Tous les hommes maintenant parlaient en même temps, avec des gestes et des éclats de voix; on discutait le grand projet du chemin de fer métropolitain. Le sujet ne fut épuisé qu'à la fin du dessert, chacun ayant une quantité de choses à dire sur la lenteur des communications dans Paris, les inconvénients des tramways, les ennuis des omnibus et la grossièreté des cochers de fiacre.
Puis on quitta la salle à manger pour aller prendre le café. Duroy, par plaisanterie, offrit son bras à la petite fille. Elle le remercia gravement, et se haussa sur la pointe des pieds pour arriver à poser la main sur le coude de son voisin.
En entrant dans le salon, il eut de nouveau la sensation de pénétrer dans une serre. De grands palmiers ouvraient leurs feuilles élégantes dans les quatre coins de la pièce, montaient jusqu'au plafond, puis s'élargissaient en jets d'eau.
Des deux côtés de la cheminée, des caoutchoucs, ronds comme des colonnes, étageaient l'une sur l'autre leurs longues feuilles d'un vert sombre, et sur le piano deux arbustes inconnus, ronds et couverts de fleurs, l'un tout rose et l'autre tout blanc, avaient l'air de plantes factices, invraisemblables, trop belles pour être vraies.
L'air était frais et pénétré d'un parfum vague, doux, qu'on n'aurait pu définir, dont on ne pouvait dire le nom.
Et le jeune homme, plus maître de lui, considéra avec attention l'appartement. Il n'était pas grand; rien n'attirait le regard en dehors des arbustes; aucune couleur vive ne frappait; mais on se sentait à son aise dedans, on se sentait tranquille, reposé; il enveloppait doucement, il plaisait, mettait autour du corps quelque chose comme une caresse.
Les murs étaient tendus avec une étoffe ancienne d'un violet passé, criblée de petites fleurs de soie jaune, grosses comme des mouches.
Des portières en drap bleu gris, en drap de soldat où l'on avait brodé quelques œillets de soie rouge, retombaient sur les portes; et les sièges, de toutes les formes, de toutes les grandeurs, éparpillés au hasard dans l'appartement, chaises longues, fauteuils énormes ou minuscules, poufs et tabourets, étaient couverts de soie Louis XVI ou de beau velours d'Utrecht, fond crème, à dessins grenat.

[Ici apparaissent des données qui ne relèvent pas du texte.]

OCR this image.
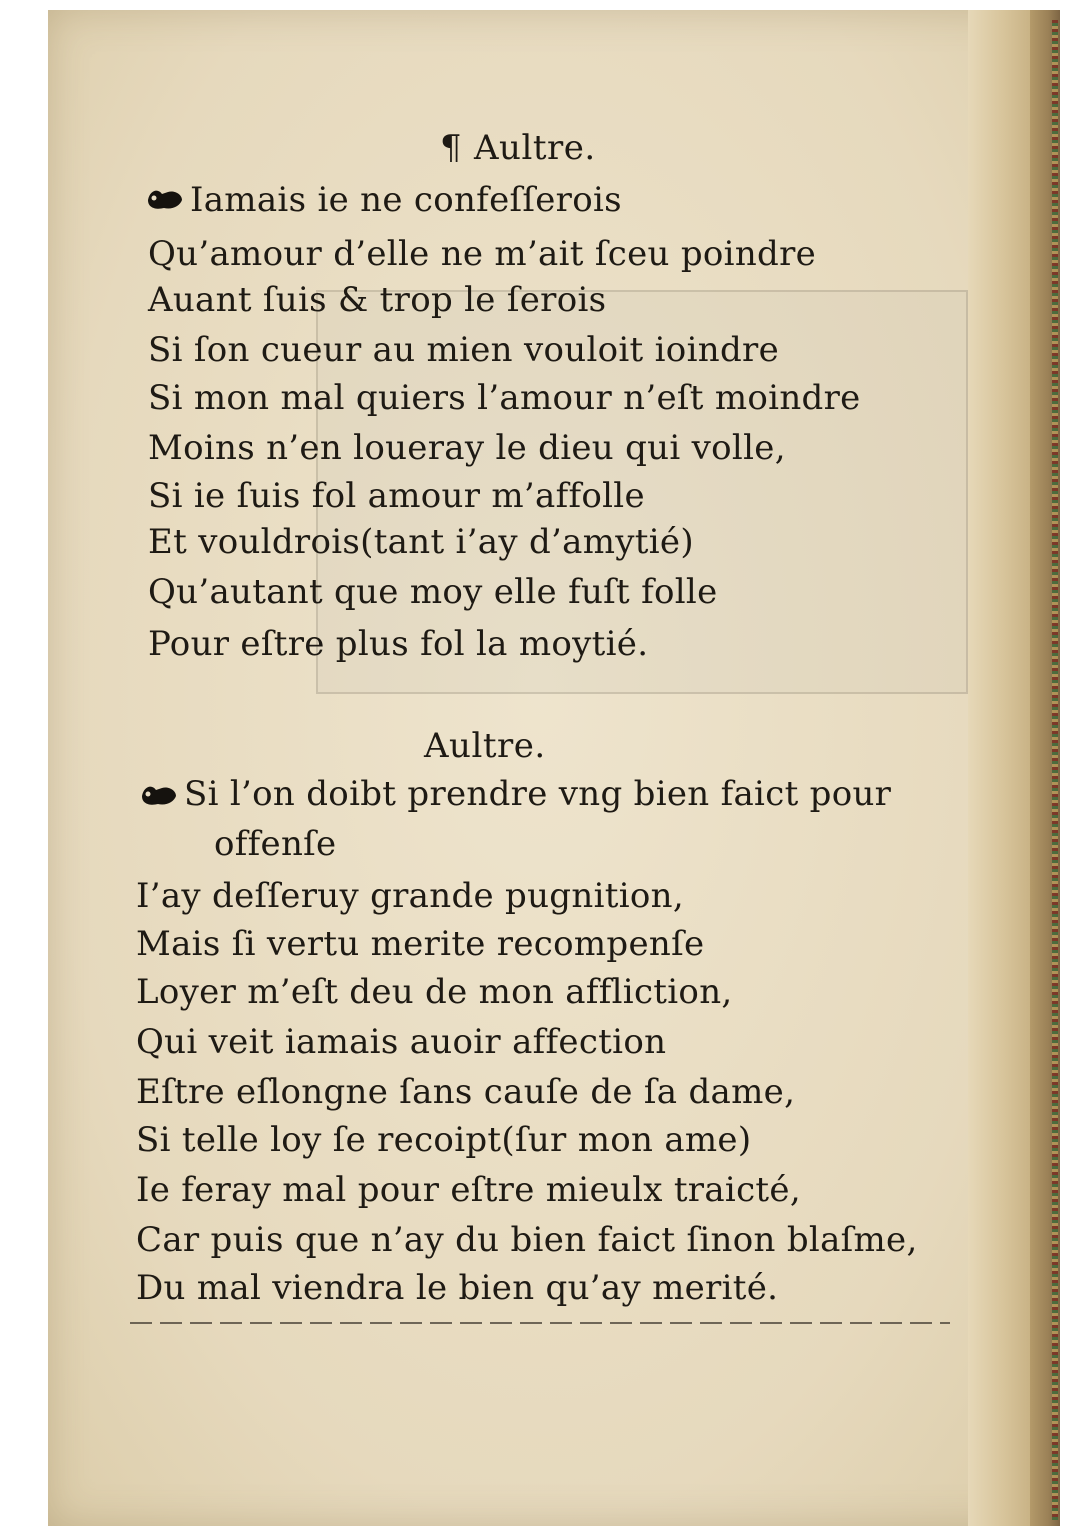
¶ Aultre.
Iamais ie ne confeſſerois
Qu’amour d’elle ne m’ait ſceu poindre
Auant ſuis & trop le ſerois
Si ſon cueur au mien vouloit ioindre
Si mon mal quiers l’amour n’eſt moindre
Moins n’en loueray le dieu qui volle,
Si ie ſuis fol amour m’affolle
Et vouldrois(tant i’ay d’amytié)
Qu’autant que moy elle fuſt folle
Pour eſtre plus fol la moytié.
Aultre.
Si l’on doibt prendre vng bien faict pour
offenſe
I’ay deſſeruy grande pugnition,
Mais ſi vertu merite recompenſe
Loyer m’eſt deu de mon affliction,
Qui veit iamais auoir affection
Eſtre eſlongne ſans cauſe de ſa dame,
Si telle loy ſe recoipt(ſur mon ame)
Ie feray mal pour eſtre mieulx traicté,
Car puis que n’ay du bien faict ſinon blaſme,
Du mal viendra le bien qu’ay merité.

– Prenez-vous du café, monsieur Duroy?
Et Mme Forestier lui tendait une tasse pleine, avec ce sourire ami qui ne quittait point sa lèvre.

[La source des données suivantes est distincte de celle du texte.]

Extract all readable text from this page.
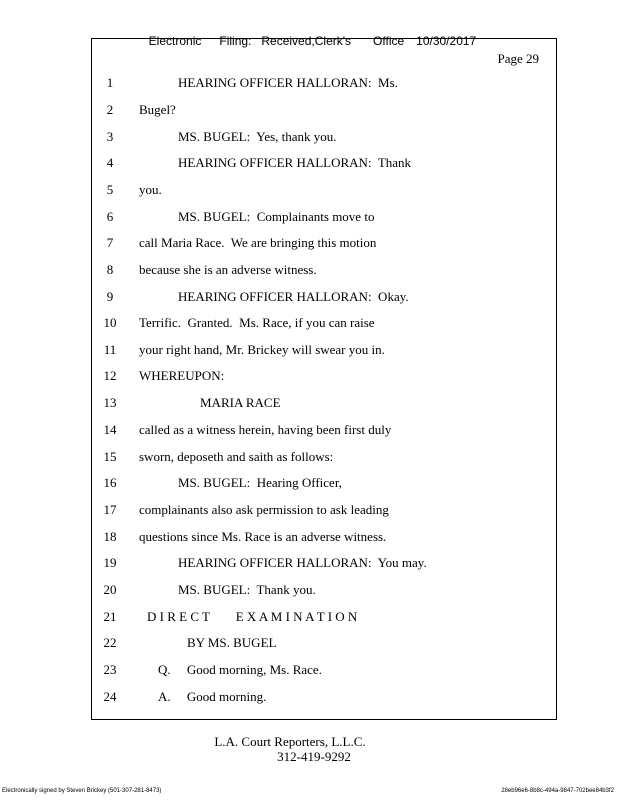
Electronic Filing: Received,Clerk's Office 10/30/2017

Page 29
1	HEARING OFFICER HALLORAN:  Ms.
2	Bugel?
3	MS. BUGEL:  Yes, thank you.
4	HEARING OFFICER HALLORAN:  Thank
5	you.
6	MS. BUGEL:  Complainants move to
7	call Maria Race.  We are bringing this motion
8	because she is an adverse witness.
9	HEARING OFFICER HALLORAN:  Okay.
10	Terrific.  Granted.  Ms. Race, if you can raise
11	your right hand, Mr. Brickey will swear you in.
12	WHEREUPON:
13	MARIA RACE
14	called as a witness herein, having been first duly
15	sworn, deposeth and saith as follows:
16	MS. BUGEL:  Hearing Officer,
17	complainants also ask permission to ask leading
18	questions since Ms. Race is an adverse witness.
19	HEARING OFFICER HALLORAN:  You may.
20	MS. BUGEL:  Thank you.
21	D I R E C T        E X A M I N A T I O N
22	BY MS. BUGEL
23	Q.     Good morning, Ms. Race.
24	A.     Good morning.
L.A. Court Reporters, L.L.C.
312-419-9292
Electronically signed by Steven Brickey (501-307-281-8473)	28eb96e6-8b8c-494a-9847-702bee84b3f2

– Oui, madame, je vous remercie.
Il reçut la tasse, et comme il se penchait plein d'angoisse pour cueillir avec la pince d'argent un morceau de sucre dans le sucrier que portait la petite fille, la jeune femme lui dit à mi-voix:
– Faites donc votre cour à Mme Walter.
Puis elle s'éloigna avant qu'il eût pu répondre un mot.
Il but d'abord son café qu'il craignait de laisser tomber sur le tapis; puis, l'esprit plus libre, il chercha un moyen de se rapprocher de la femme de son nouveau directeur et d'entamer une conversation.
Tout à coup il s'aperçut qu'elle tenait à la main sa tasse vide; et, comme elle se trouvait loin d'une table, elle ne savait où la poser. Il s'élança.
– Permettez, madame.
– Merci, monsieur.
Il emporta la tasse, puis il revint:
– Si vous saviez, madame, quels bons moments m'a fait passer la Vie Française quand j'étais là-bas dans le désert. C'est vraiment le seul journal qu'on puisse lire hors de France, parce qu'il est plus littéraire, plus spirituel et moins monotone que tous les autres. On trouve de tout là dedans.
Elle sourit avec une indifférence aimable, et répondit gravement:
– M. Walter a eu bien du mal pour créer ce type de journal, qui répondait à un besoin nouveau.